Les deux équipes viennent d’enregistrer une défaite lors de la première journée, la RDC s’est inclinée face au Cap-Vert (66-75) et le Rwanda contre la Côte d’Ivoire (70-75). Cette confrontation devient donc cruciale pour relancer leurs ambitions dans le tournoi et éviter un début catastrophique.
Pour les Léopards, ce match revêt un caractère de revanche historique. Jamais encore en compétition africaine, la RDC n’a battu le Rwanda.

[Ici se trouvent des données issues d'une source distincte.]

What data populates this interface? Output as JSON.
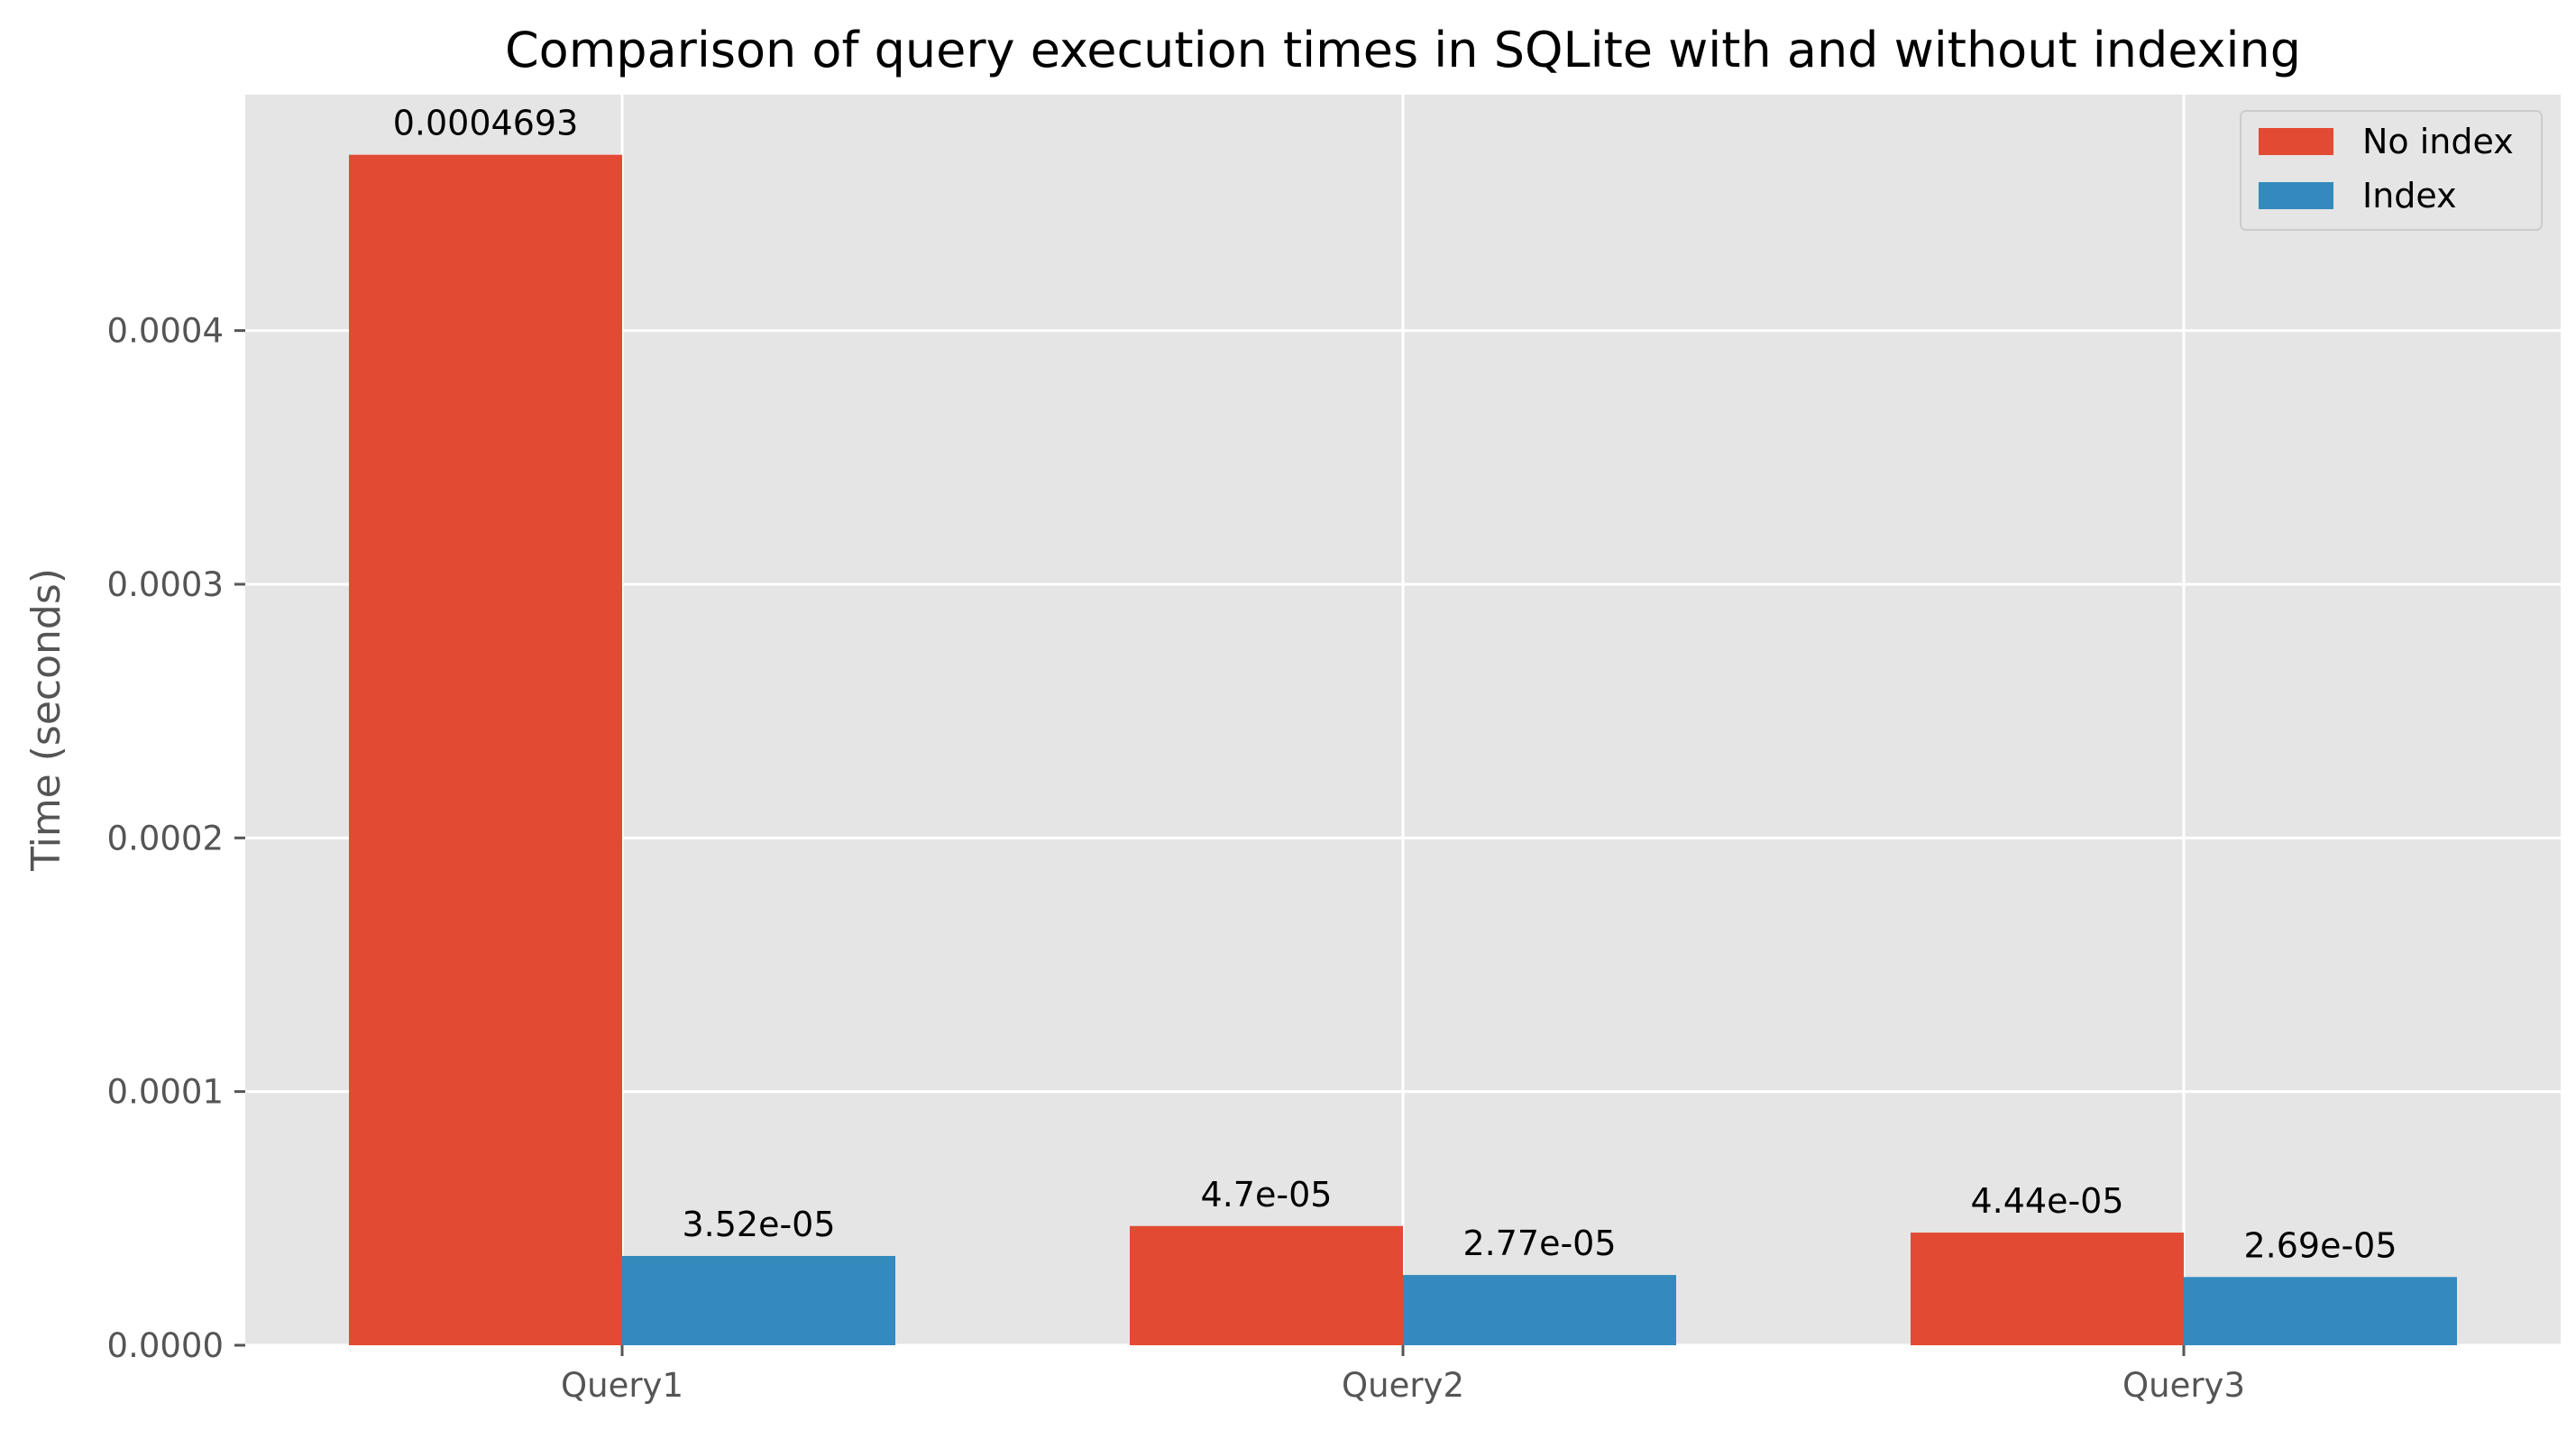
{
  "chart_data": {
    "type": "bar",
    "title": "Comparison of query execution times in SQLite with and without indexing",
    "xlabel": "",
    "ylabel": "Time (seconds)",
    "categories": [
      "Query1",
      "Query2",
      "Query3"
    ],
    "series": [
      {
        "name": "No index",
        "color": "#E24A33",
        "values": [
          0.0004693,
          4.7e-05,
          4.44e-05
        ],
        "labels": [
          "0.0004693",
          "4.7e-05",
          "4.44e-05"
        ]
      },
      {
        "name": "Index",
        "color": "#348ABD",
        "values": [
          3.52e-05,
          2.77e-05,
          2.69e-05
        ],
        "labels": [
          "3.52e-05",
          "2.77e-05",
          "2.69e-05"
        ]
      }
    ],
    "ylim": [
      0,
      0.000493
    ],
    "yticks": [
      0,
      0.0001,
      0.0002,
      0.0003,
      0.0004
    ],
    "ytick_labels": [
      "0.0000",
      "0.0001",
      "0.0002",
      "0.0003",
      "0.0004"
    ],
    "grid": true,
    "legend_position": "top-right",
    "plot_background": "#E5E5E5"
  }
}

L’équipe congolaise pourra néanmoins compter sur des renforts stratégiques, dont le meneur expérimenté John Jordan, américain naturalisé congolais, venu renforcer l’effectif pour ce rendez-vous décisif.

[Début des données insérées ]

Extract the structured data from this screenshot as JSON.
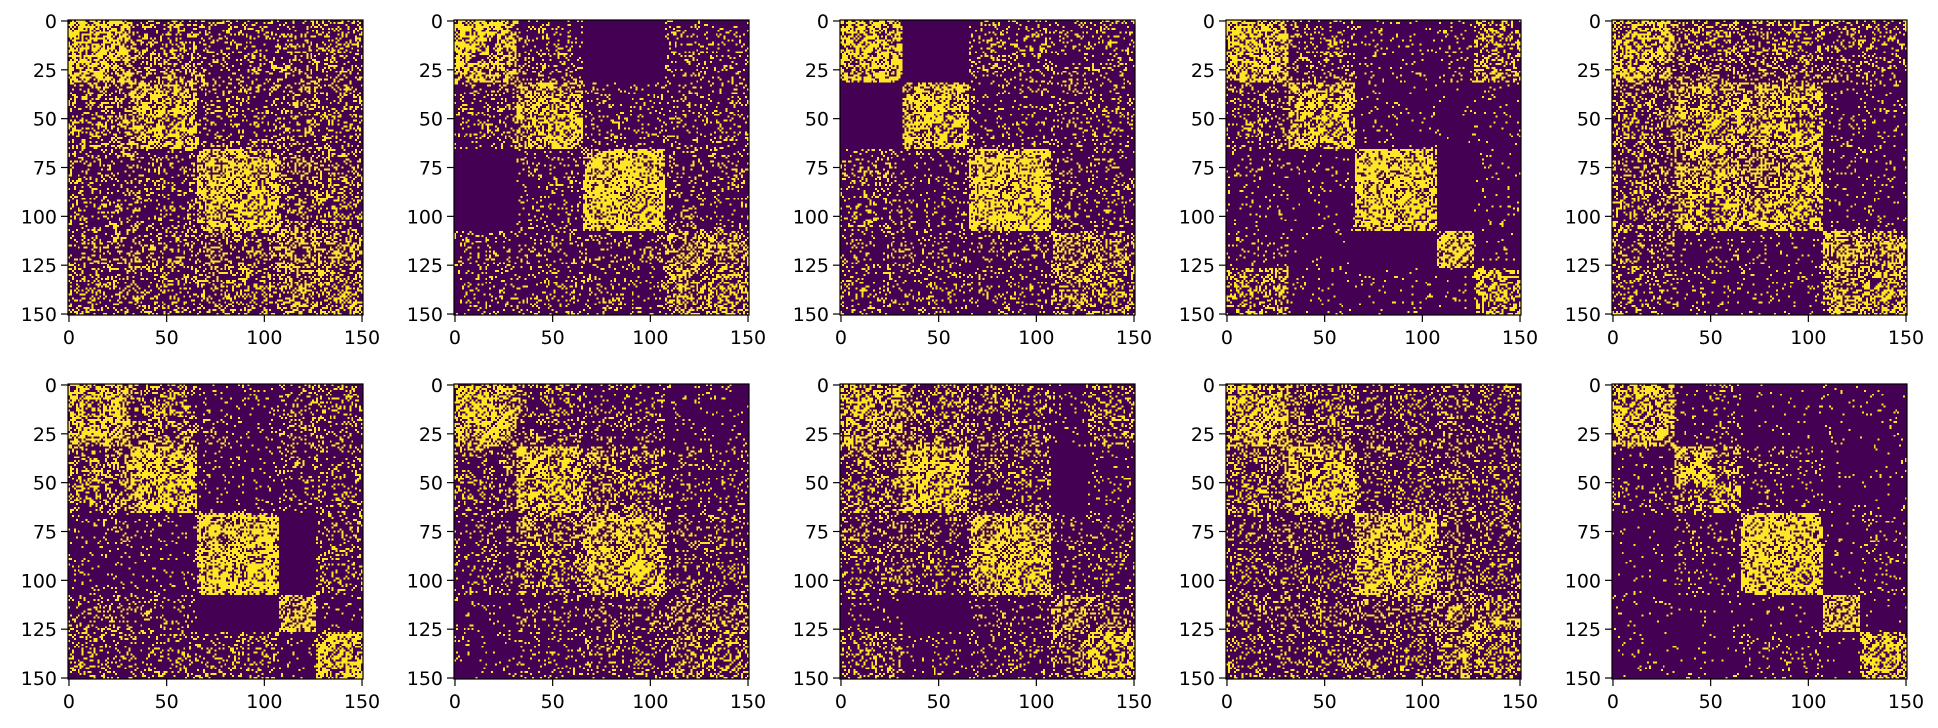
{
  "chart_data": {
    "type": "heatmap",
    "description": "Ten binary adjacency-matrix images (151x151) arranged in a 2x5 grid; each shows block structure (communities) rendered with viridis endpoints.",
    "colors": {
      "zero": "#440154",
      "one": "#fde725"
    },
    "matrix_size": 151,
    "xlim": [
      0,
      150
    ],
    "ylim": [
      150,
      0
    ],
    "x_ticks": [
      "0",
      "50",
      "100",
      "150"
    ],
    "y_ticks": [
      "0",
      "25",
      "50",
      "75",
      "100",
      "125",
      "150"
    ],
    "panels": [
      {
        "id": "r1c1",
        "blocks": [
          [
            0,
            32
          ],
          [
            32,
            66
          ],
          [
            66,
            108
          ],
          [
            108,
            151
          ]
        ],
        "density": [
          [
            0.62,
            0.32,
            0.22,
            0.26
          ],
          [
            0.32,
            0.58,
            0.2,
            0.24
          ],
          [
            0.22,
            0.2,
            0.64,
            0.3
          ],
          [
            0.26,
            0.24,
            0.3,
            0.42
          ]
        ],
        "noise": 0.06
      },
      {
        "id": "r1c2",
        "blocks": [
          [
            0,
            32
          ],
          [
            32,
            66
          ],
          [
            66,
            108
          ],
          [
            108,
            151
          ]
        ],
        "density": [
          [
            0.6,
            0.18,
            0.0,
            0.14
          ],
          [
            0.18,
            0.6,
            0.12,
            0.16
          ],
          [
            0.0,
            0.12,
            0.66,
            0.14
          ],
          [
            0.14,
            0.16,
            0.14,
            0.4
          ]
        ],
        "noise": 0.05
      },
      {
        "id": "r1c3",
        "blocks": [
          [
            0,
            32
          ],
          [
            32,
            66
          ],
          [
            66,
            108
          ],
          [
            108,
            151
          ]
        ],
        "density": [
          [
            0.62,
            0.0,
            0.18,
            0.16
          ],
          [
            0.0,
            0.64,
            0.1,
            0.14
          ],
          [
            0.18,
            0.1,
            0.66,
            0.14
          ],
          [
            0.16,
            0.14,
            0.14,
            0.38
          ]
        ],
        "noise": 0.05
      },
      {
        "id": "r1c4",
        "blocks": [
          [
            0,
            32
          ],
          [
            32,
            66
          ],
          [
            66,
            108
          ],
          [
            108,
            127
          ],
          [
            127,
            151
          ]
        ],
        "density": [
          [
            0.6,
            0.2,
            0.08,
            0.08,
            0.36
          ],
          [
            0.2,
            0.58,
            0.04,
            0.02,
            0.04
          ],
          [
            0.08,
            0.04,
            0.7,
            0.0,
            0.04
          ],
          [
            0.08,
            0.02,
            0.0,
            0.62,
            0.04
          ],
          [
            0.36,
            0.04,
            0.04,
            0.04,
            0.52
          ]
        ],
        "noise": 0.04
      },
      {
        "id": "r1c5",
        "blocks": [
          [
            0,
            32
          ],
          [
            32,
            108
          ],
          [
            108,
            151
          ]
        ],
        "density": [
          [
            0.58,
            0.3,
            0.22
          ],
          [
            0.3,
            0.52,
            0.08
          ],
          [
            0.22,
            0.08,
            0.5
          ]
        ],
        "noise": 0.05
      },
      {
        "id": "r2c1",
        "blocks": [
          [
            0,
            32
          ],
          [
            32,
            66
          ],
          [
            66,
            108
          ],
          [
            108,
            127
          ],
          [
            127,
            151
          ]
        ],
        "density": [
          [
            0.6,
            0.34,
            0.08,
            0.22,
            0.2
          ],
          [
            0.34,
            0.6,
            0.06,
            0.16,
            0.16
          ],
          [
            0.08,
            0.06,
            0.68,
            0.0,
            0.2
          ],
          [
            0.22,
            0.16,
            0.0,
            0.58,
            0.06
          ],
          [
            0.2,
            0.16,
            0.2,
            0.06,
            0.6
          ]
        ],
        "noise": 0.05
      },
      {
        "id": "r2c2",
        "blocks": [
          [
            0,
            32
          ],
          [
            32,
            66
          ],
          [
            66,
            108
          ],
          [
            108,
            151
          ]
        ],
        "density": [
          [
            0.6,
            0.22,
            0.14,
            0.06
          ],
          [
            0.22,
            0.58,
            0.32,
            0.12
          ],
          [
            0.14,
            0.32,
            0.6,
            0.18
          ],
          [
            0.06,
            0.12,
            0.18,
            0.32
          ]
        ],
        "noise": 0.05
      },
      {
        "id": "r2c3",
        "blocks": [
          [
            0,
            32
          ],
          [
            32,
            66
          ],
          [
            66,
            108
          ],
          [
            108,
            127
          ],
          [
            127,
            151
          ]
        ],
        "density": [
          [
            0.5,
            0.3,
            0.22,
            0.06,
            0.28
          ],
          [
            0.3,
            0.62,
            0.18,
            0.0,
            0.08
          ],
          [
            0.22,
            0.18,
            0.6,
            0.1,
            0.12
          ],
          [
            0.06,
            0.0,
            0.1,
            0.42,
            0.3
          ],
          [
            0.28,
            0.08,
            0.12,
            0.3,
            0.56
          ]
        ],
        "noise": 0.05
      },
      {
        "id": "r2c4",
        "blocks": [
          [
            0,
            32
          ],
          [
            32,
            66
          ],
          [
            66,
            108
          ],
          [
            108,
            151
          ]
        ],
        "density": [
          [
            0.6,
            0.32,
            0.2,
            0.2
          ],
          [
            0.32,
            0.58,
            0.22,
            0.22
          ],
          [
            0.2,
            0.22,
            0.62,
            0.24
          ],
          [
            0.2,
            0.22,
            0.24,
            0.4
          ]
        ],
        "noise": 0.05
      },
      {
        "id": "r2c5",
        "blocks": [
          [
            0,
            32
          ],
          [
            32,
            52
          ],
          [
            52,
            66
          ],
          [
            66,
            108
          ],
          [
            108,
            127
          ],
          [
            127,
            151
          ]
        ],
        "density": [
          [
            0.62,
            0.08,
            0.1,
            0.02,
            0.06,
            0.04
          ],
          [
            0.08,
            0.64,
            0.3,
            0.1,
            0.02,
            0.02
          ],
          [
            0.1,
            0.3,
            0.5,
            0.08,
            0.02,
            0.02
          ],
          [
            0.02,
            0.1,
            0.08,
            0.7,
            0.04,
            0.1
          ],
          [
            0.06,
            0.02,
            0.02,
            0.04,
            0.6,
            0.02
          ],
          [
            0.04,
            0.02,
            0.02,
            0.1,
            0.02,
            0.6
          ]
        ],
        "noise": 0.04
      }
    ]
  }
}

Chaque confrontation entre les deux nations dépasse le simple cadre du sport. La rivalité est imprégnée de l’histoire politique et des tensions qui opposent Kinshasa et Kigali depuis plusieurs années, rendant le match encore plus symbolique pour les supporters et les acteurs politiques.

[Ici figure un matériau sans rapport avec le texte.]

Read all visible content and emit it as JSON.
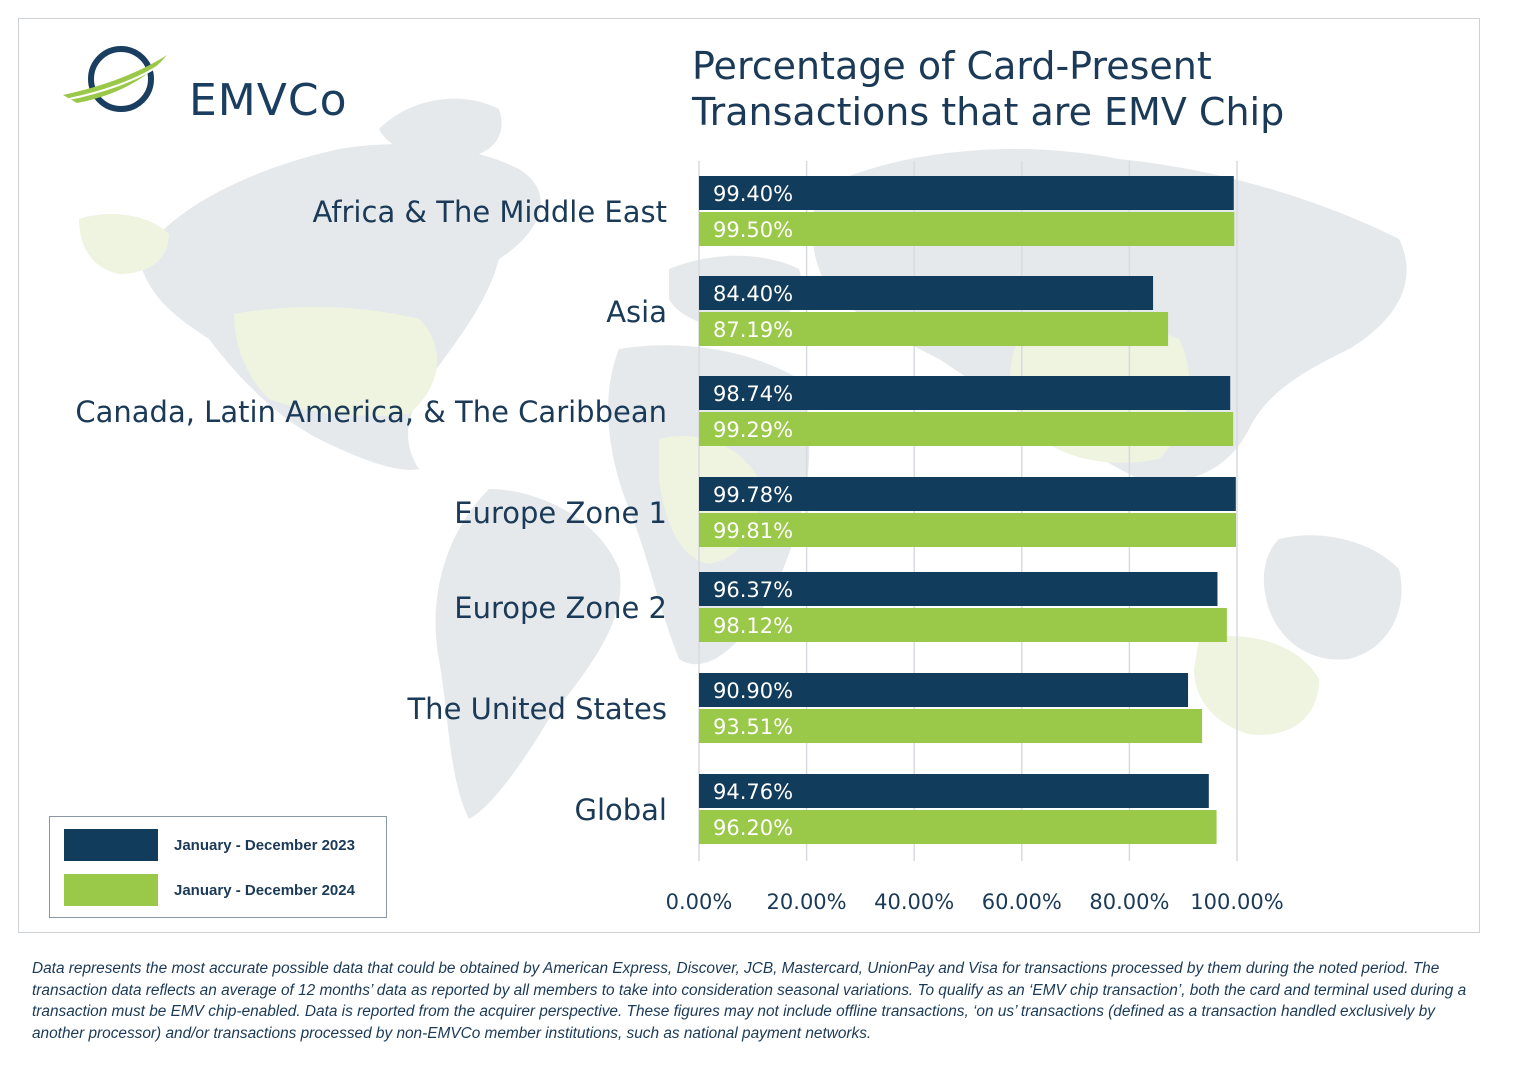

Le souvenir de 2016 reste vif : lors du Championnat d’Afrique des Nations (CHAN) au Rwanda, la RDC avait surpris en battant l’équipe!!!+)1 hôte en quart de finale, trois ans après la première rébellion du M23, avant de remporter le tournoi. Cet exploit historique, soutenu par l’engouement populaire et l’appui logistique du gouvernement provincial du Nord-Kivu, demeure gravé dans les mémoires.
Aujourd’hui, le contexte est encore plus tendu. Plusieurs territoires congolais restent sous le contrôle du M23, que Kinshasa accuse d’être soutenu par Kigali. Malgré cette pression, les joueurs devront se concentrer sur le jeu et le fair-play. « Que tout le monde nous batte, je m’en fiche, sauf le Rwanda », confiait un supporter après la défaite contre le Cap-Vert, illustrant l’importance symbolique de cette rencontre pour le public congolais.